Время сержанта Николаева — страница 35 из 57

В лифте Пащенко вынул из мягких глубин своей одежды уже откупоренную, но заткнутую четвертинку водки, и тут я окончательно узнал изобретательного Пащенко, наш задушевный сепаратизм прошлого. Приятно было возобновлять то, что мы делали перед каждой многолюдной пирушкой в прошлом, где, как правило, не хватало спиртного. Мы заряжались не столько из жадности преимущества, сколько ради укромной теплоты заговора, щемящего и ненадежного, какова участь всякого обособления. Стоило нам попасть в компанию, в кагал, пронизанный подноготными страстями, как наша милая крамола рассыпалась, нас затягивали сильнодействующие поля.

Я еще не встречал на наших вечеринках человека, брезгующего мелкими предательствами, иллюзорными, словно не существующими вовсе на трезвую голову. Смею предположить, что, если нас что-то и тянуло на эти попойки, то как раз удобный случай полюбоваться изменой или пойти на нее ради того, чтобы пойти на что-то до конца.

Я размашисто отпил полчекушки (это был разведенный спирт), стараясь быть расчетливым и благодарным, прежним, экзальтированным, взбалмошным, ребячливым. Кажется, я подтвердил ожидания Пащенко.

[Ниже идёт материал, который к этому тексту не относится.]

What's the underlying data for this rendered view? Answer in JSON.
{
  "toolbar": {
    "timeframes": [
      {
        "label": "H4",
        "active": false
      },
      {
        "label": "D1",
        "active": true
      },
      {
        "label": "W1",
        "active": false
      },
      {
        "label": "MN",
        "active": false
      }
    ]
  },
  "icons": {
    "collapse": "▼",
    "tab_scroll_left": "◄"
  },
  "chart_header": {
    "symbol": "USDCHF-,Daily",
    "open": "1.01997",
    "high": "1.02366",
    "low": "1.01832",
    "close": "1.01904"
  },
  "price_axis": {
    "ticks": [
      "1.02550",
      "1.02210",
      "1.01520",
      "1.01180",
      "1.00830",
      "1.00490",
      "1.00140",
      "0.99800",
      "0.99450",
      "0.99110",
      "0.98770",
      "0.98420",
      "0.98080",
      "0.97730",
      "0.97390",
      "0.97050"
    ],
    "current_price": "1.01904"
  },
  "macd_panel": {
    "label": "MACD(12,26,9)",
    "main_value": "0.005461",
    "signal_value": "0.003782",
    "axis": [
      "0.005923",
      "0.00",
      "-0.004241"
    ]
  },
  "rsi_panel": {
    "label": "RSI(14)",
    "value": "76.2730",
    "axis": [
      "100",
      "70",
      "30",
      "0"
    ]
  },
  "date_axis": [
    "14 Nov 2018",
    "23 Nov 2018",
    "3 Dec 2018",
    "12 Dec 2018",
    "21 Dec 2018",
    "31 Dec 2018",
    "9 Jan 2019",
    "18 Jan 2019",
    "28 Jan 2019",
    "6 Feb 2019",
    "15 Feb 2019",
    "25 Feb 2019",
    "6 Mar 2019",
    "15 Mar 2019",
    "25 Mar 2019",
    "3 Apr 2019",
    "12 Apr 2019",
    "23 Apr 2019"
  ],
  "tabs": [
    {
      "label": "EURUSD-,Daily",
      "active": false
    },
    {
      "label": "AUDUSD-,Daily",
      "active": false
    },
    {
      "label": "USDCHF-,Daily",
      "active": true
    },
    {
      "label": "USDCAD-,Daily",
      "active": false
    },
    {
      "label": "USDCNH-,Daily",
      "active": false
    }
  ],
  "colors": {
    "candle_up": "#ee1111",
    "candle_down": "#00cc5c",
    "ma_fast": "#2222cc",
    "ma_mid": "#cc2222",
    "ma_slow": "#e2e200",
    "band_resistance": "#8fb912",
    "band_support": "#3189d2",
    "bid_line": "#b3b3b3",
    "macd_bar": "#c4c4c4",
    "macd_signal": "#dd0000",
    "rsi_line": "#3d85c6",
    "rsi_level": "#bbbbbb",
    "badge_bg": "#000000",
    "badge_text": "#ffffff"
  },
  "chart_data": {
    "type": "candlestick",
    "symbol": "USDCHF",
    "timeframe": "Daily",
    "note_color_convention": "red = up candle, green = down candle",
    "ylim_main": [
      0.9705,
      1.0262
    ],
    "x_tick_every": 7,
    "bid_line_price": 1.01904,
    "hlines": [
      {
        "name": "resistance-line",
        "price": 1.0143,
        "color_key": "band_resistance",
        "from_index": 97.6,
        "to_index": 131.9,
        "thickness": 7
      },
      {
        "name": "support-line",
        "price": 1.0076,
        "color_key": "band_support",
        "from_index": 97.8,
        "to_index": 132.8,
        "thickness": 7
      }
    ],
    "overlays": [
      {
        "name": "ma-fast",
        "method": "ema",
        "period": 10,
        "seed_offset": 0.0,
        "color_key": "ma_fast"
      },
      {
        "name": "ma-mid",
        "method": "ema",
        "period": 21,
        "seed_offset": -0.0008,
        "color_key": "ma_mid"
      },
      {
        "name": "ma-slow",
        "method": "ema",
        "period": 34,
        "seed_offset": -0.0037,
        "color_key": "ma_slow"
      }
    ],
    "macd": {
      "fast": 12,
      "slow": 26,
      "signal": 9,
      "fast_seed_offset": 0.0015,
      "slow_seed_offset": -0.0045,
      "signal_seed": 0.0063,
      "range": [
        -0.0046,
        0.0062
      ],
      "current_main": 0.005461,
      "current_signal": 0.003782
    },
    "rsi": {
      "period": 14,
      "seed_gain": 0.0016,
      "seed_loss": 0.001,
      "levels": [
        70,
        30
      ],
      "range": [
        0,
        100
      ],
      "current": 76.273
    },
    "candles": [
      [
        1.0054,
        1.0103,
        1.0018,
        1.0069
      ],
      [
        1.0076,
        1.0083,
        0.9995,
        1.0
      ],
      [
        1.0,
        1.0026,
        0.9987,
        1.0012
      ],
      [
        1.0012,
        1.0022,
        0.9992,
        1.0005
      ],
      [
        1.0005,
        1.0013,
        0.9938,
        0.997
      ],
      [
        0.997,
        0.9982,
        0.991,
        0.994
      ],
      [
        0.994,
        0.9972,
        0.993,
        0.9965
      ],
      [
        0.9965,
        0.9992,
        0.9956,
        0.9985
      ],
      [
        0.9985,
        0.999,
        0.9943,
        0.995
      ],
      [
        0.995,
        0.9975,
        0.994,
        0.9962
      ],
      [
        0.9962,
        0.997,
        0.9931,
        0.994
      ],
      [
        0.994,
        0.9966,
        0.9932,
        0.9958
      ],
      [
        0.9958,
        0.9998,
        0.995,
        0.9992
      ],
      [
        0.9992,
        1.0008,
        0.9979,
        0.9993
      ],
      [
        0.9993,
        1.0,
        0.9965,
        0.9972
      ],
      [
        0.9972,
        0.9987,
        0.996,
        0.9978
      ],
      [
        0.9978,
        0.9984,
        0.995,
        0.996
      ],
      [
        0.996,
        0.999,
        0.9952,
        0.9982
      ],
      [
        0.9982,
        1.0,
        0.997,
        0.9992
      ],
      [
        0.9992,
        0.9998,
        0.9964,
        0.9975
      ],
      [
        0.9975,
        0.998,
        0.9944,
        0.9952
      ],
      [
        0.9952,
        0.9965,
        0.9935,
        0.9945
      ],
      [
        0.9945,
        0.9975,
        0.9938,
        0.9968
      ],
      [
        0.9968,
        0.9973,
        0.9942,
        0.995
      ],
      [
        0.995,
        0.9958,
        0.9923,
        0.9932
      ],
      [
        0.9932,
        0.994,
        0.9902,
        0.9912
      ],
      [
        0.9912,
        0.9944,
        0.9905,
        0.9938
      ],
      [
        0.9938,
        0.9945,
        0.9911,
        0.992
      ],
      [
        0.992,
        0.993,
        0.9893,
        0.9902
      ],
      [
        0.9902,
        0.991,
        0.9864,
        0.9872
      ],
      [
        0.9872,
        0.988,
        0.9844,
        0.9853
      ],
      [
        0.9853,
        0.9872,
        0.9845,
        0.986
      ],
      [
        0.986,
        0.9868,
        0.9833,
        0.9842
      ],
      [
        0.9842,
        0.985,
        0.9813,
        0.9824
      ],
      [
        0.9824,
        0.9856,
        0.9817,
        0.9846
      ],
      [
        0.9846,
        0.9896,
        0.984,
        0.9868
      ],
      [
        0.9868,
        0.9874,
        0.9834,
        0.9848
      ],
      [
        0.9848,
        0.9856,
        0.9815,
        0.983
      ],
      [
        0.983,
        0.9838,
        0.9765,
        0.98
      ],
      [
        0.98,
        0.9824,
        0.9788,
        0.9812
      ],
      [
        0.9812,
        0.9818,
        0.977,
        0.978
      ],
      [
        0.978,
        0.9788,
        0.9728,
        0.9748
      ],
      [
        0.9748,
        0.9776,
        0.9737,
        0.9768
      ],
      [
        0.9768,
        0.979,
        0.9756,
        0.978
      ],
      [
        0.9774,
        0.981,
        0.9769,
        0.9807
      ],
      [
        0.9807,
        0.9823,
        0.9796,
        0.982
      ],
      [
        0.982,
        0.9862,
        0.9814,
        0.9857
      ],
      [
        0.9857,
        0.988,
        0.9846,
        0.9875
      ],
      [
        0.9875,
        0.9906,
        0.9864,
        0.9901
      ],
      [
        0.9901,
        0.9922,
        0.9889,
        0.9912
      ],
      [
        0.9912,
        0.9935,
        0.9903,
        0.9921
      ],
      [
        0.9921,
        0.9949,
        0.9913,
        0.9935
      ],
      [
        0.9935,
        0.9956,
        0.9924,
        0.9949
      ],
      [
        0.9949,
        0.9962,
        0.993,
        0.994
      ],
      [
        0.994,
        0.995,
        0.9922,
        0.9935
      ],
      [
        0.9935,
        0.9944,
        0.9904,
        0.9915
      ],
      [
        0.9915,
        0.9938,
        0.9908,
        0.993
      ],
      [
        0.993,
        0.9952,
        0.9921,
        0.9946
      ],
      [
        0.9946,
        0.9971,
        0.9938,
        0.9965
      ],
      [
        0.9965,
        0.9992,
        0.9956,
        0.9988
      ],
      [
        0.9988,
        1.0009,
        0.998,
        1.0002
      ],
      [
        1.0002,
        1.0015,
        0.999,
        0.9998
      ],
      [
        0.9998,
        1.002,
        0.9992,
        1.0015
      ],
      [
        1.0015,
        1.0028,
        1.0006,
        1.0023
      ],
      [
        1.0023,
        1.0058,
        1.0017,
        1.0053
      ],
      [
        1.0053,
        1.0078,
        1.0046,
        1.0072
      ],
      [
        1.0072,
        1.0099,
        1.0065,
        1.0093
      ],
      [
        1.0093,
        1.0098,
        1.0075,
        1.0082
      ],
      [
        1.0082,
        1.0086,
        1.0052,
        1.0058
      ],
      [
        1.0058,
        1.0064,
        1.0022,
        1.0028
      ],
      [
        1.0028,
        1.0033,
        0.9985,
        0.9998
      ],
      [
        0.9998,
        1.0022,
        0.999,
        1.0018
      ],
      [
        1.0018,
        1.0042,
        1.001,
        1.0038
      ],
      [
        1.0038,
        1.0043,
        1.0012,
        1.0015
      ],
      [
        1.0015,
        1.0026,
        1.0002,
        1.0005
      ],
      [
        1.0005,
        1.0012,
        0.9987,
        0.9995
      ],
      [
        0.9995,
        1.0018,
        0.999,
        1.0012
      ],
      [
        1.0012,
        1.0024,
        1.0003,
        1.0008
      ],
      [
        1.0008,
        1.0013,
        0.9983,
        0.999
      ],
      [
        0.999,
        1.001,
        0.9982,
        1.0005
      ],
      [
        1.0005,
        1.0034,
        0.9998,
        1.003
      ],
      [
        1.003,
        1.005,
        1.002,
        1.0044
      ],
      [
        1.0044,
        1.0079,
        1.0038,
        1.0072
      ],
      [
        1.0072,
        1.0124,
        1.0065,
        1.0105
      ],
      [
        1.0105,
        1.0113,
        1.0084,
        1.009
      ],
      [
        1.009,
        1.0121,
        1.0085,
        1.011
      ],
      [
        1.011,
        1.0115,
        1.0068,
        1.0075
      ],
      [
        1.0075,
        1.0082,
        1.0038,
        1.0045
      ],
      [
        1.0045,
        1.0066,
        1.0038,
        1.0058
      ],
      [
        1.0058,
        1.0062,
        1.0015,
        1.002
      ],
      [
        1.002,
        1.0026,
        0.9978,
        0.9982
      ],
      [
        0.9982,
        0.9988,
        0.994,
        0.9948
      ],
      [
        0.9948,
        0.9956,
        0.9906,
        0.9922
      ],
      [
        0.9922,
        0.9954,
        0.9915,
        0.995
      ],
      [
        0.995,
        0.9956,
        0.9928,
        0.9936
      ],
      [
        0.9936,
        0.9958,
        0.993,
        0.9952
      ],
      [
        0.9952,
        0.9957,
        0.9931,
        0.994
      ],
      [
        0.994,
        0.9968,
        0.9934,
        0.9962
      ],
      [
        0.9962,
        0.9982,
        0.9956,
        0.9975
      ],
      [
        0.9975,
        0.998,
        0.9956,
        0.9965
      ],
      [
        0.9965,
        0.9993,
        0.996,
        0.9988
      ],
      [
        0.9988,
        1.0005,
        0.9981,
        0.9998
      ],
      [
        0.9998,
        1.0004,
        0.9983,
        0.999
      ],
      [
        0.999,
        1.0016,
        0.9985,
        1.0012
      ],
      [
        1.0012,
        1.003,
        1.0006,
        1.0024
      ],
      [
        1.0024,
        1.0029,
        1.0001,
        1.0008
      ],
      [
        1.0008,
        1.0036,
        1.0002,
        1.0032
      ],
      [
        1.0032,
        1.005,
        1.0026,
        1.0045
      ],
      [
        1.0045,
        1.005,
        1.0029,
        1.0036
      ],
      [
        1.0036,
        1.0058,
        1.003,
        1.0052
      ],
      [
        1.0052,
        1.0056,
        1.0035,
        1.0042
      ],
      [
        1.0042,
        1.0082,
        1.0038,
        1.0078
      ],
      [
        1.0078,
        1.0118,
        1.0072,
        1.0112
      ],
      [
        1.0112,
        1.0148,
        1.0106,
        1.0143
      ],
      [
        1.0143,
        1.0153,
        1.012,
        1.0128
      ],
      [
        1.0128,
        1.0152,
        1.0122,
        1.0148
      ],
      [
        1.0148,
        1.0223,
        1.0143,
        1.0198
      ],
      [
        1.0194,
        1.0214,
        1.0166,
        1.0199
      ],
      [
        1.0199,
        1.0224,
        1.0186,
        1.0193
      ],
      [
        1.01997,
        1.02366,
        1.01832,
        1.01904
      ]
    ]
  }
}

Я даже поморщился так, как морщился прежде, нарочито безобразно, со стоном, и завороженно задержал бутылку, на что Пащенко, усмехнувшись, с волнующе неучтивым расположением нетерпеливо отреагировал: “Дай ка сюда”. Он успел опрокинуть остатки в тот момент, когда раскрывались дверцы лифта. Он всегда немного доделывал за мной. Степенный, чувственно-усатый, Пащенко — обладатель прямолинейного, отутюженного мучения, странных осечек семейного счастья, ровной осанистой спины, по которой так хотелось теперь похлопать от прилива дружбы. Алкоголь (пресноватый, необжигающий, затхлый) то ли опустил, то ли поднял меня на одну ступеньку времени.

Пащенко отстранился от моей руки, жавшей на кнопку звонка. Его подсознательно неприязненные взаимоотношения с Елизаровой выдвигали меня в лидеры встречи. Можно подумать, мое подсознание было чем-то чище?! Я думаю, прежде всего они разнились совершенно полярными сексуальными пристрастиями. Эдакое обоюдосчастливое телесное отталкивание. У нас же с Елизаровой была все-таки эдакая комическая любовь. В сторонке он ядовито понимал весь идиотизм моего преимущества.

Открыла сама хозяйка, Елизарова, неизменная, пышущая любезностью, в джинсах, набитых до отказа низкорослым телом, с какими-то восточными блестками на лице, с расторопной улыбкой, что совсем не предвещало забывчивости. Ее глаза, сколько я ее помню, были всегда некрасиво умны. Странно, почему так могут портить ум, догадливость, магнетизм.

Она равнодушно спросила, где Татьяна.

— Занемогла. Что-то по вашей линии.

— А, понятно, — сказала она. — Очень жаль.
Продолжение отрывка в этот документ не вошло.